Décision de traitement postopératoire du cancer du rectum. Faut-il tenir compte de l'échographie endorectale initiale ou de l'analyse histologique de la pièce opératoire ? Analyse d'un essai randomisé multicentrique de la FFCD P. Burtin, N. Methy, J. Gerard, T. Conroy, O. Bouché, O. Chapet, F. Bonnetain
Introduction En raison des altérations induites par la radiothérapie préopératoire du cancer du rectum, le stade pTNM ne correspond pas toujours au stade clinique initial. Ceci peut être lié à la réduction de stade attendue avec le traitement préopératoire. On peut se poser la question d'une chimiothérapie postopératoire chez les patients ypN1, ou bien ypN0 mais initialement uN1 en échographie endorectale (EER) avant radiothérapie (si leur pronostic est similaire aux ypN1). But de l'étude : Nous avons comparé la survie des patients uN0 effectivement ypN0, uN1 puis ypN0, et uNx puis ypN1 pour déterminer si les patients initialement uN1 ont un pronostic similaire aux patients ypN1.

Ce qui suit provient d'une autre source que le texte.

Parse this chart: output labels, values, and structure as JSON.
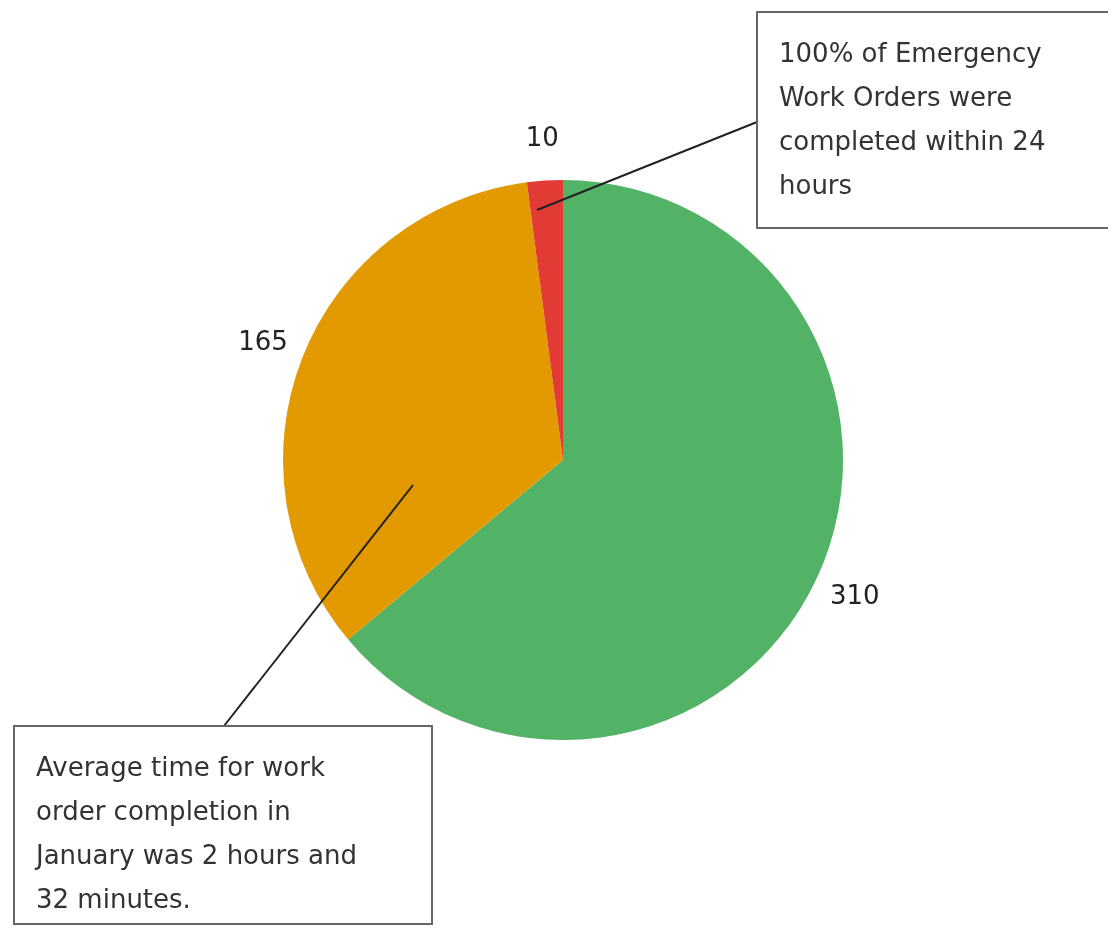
{
  "chart_data": {
    "type": "pie",
    "categories": [
      null,
      null,
      null
    ],
    "values": [
      310,
      165,
      10
    ],
    "colors": [
      "#52b266",
      "#e39a00",
      "#e23a34"
    ],
    "data_labels": true,
    "annotations": [
      "100% of Emergency Work Orders were completed within 24 hours",
      "Average time for work order completion in January was 2 hours and 32 minutes."
    ]
  }
}
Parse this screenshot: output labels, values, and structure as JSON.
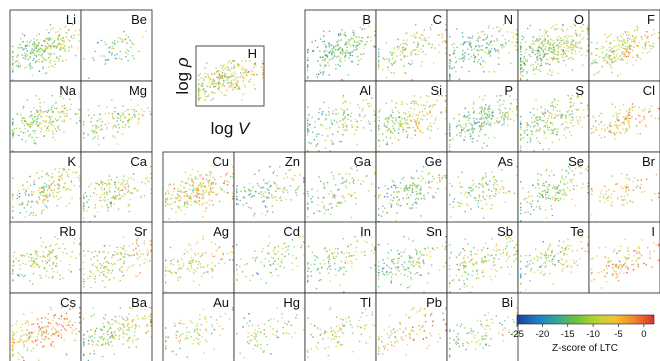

Patients et Méthodes Dans l'essai FFCD 9203 (Gérard et al., JCO, 2006), 742 patients ayant un cancer du rectum au moins T3 ont reçu une radiothérapie préopératoire. L'administration d'une chimiothérapie concomitante était décidée par tirage au sort et l'intervention était programmée 3-10 semaines après la fin de la radiothérapie. L'EER était facultative dans le cadre du bilan pré-thérapeutique et a été réalisée et renseignée pour le T et le N avant la radiothérapie pré-opératoire chez 394 patients. La durée médiane de suivi était de 6,8 ans. La réponse ganglionnaire était évaluée de la façon suivante. Groupe 1 : pas de changement de stade avant et après radiothérapie (uN0-ypN0), groupe 2 : réduction de stade ganglionnaire après radiothérapie (uN1-ypN0), groupe 3 : statut ypN1, quel que soit le statut initial en EER. La réponse de la tumeur était évaluée en réponse partielle : réduction de stade T et absence de réponse dans les autres cas. La recherche de facteurs pronostiques a été réalisée par un modèle de Cox.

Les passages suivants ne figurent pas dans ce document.